* * *
Бабушка отвела нас домой. Она уложила Юджина в постель, дала ему попить воды и велела быть паинькой и засыпать; его братик Оливер скоро вернется домой, и они снова будут вместе играть на полу.
Но Юджин все смотрел и смотрел в окно.
Бабушка разрешила нам с Мэйлахи поиграть на полу, но только тихо, потому что она будет молиться. Мэйлахи сел на постель к Юджину, а я все пытался разобрать слова в газете, которая у нас вместо скатерти. Слышно было только, как Мэйлахи шептал что-то Юджину, пытаясь его развеселить, да щелкали бусины четок, потому что бабушка бормотала молитвы. Стало так тихо, что я заснул, лежа головой на столе.
* * *
Папа трясет меня за плечо.
– Фрэнсис, пригляди за братиками.
Мама съежилась на краешке кровати и как-то странно плачет – будто птичка чирикает. Бабушка кутается в шаль.
– Дойду до конторы Томпсона, гроб надо заказать и повозку. Уж это-то в Святом Викентии оплатят, – говорит бабушка и выходит за дверь.
Папа стоит у камина, отвернувшись к стене, бьет себя кулаками по ногам и вздыхает.
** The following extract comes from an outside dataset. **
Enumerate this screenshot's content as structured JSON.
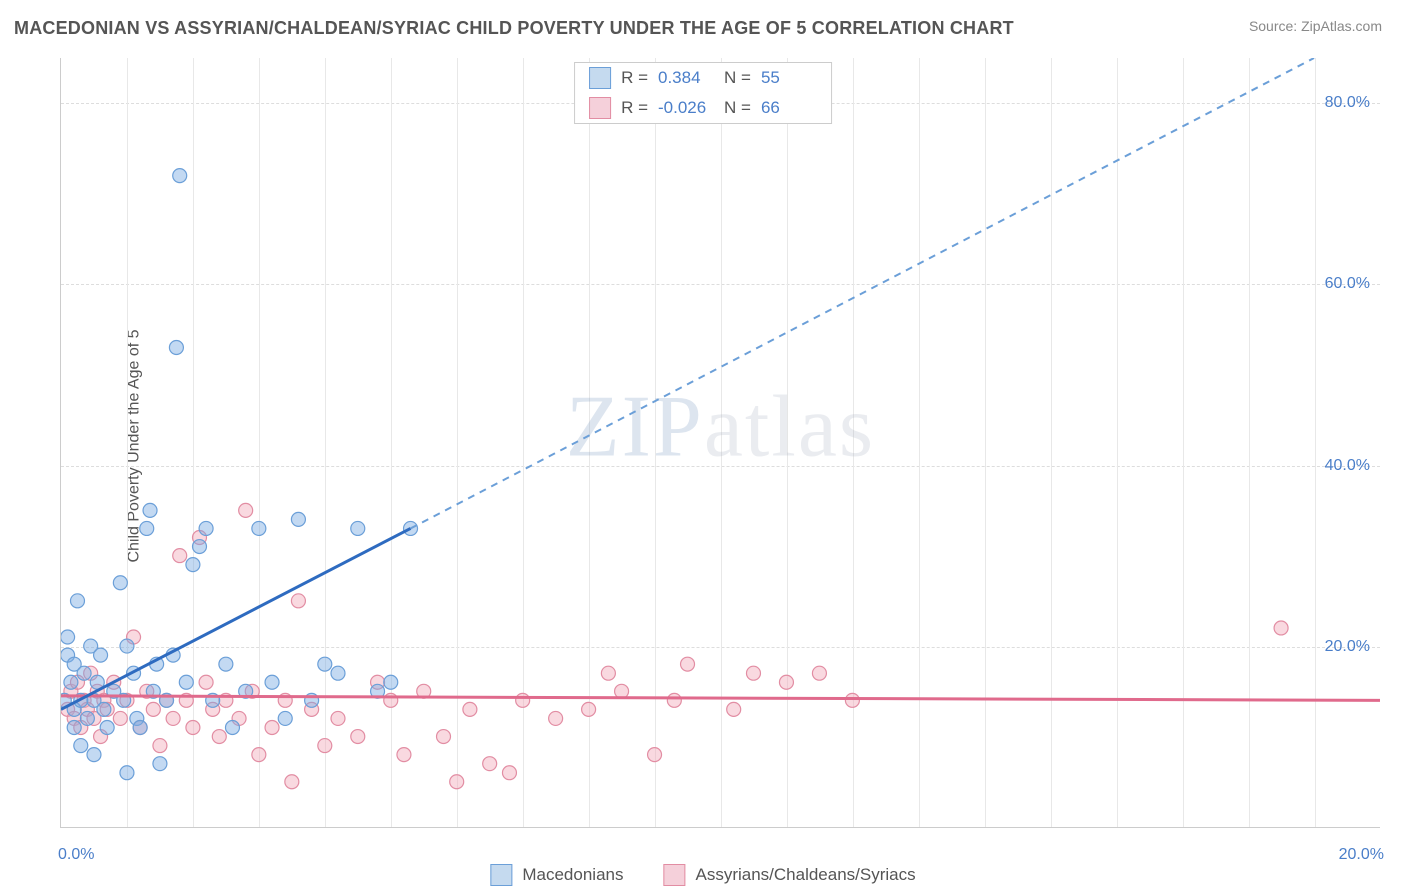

Меня пугают папины вздохи и мамин птичий плач, и я не знаю, что мне делать, и затопит ли кто-нибудь камин, чтоб попить чаю с хлебом, а то с тех пор, как мы кашу ели, уже много времени прошло. Если бы папа отошел от камина, я бы сам огонь разжег, надо только бумагу, немного угля или торфа и спичку. Но папа так и стоит на месте и бьет себя по ногам. Я пытаюсь его обойти, но он меня замечает и спрашивает, зачем мне огонь. Я говорю ему, что мы есть хотим, и он смеется каким-то странным смехом.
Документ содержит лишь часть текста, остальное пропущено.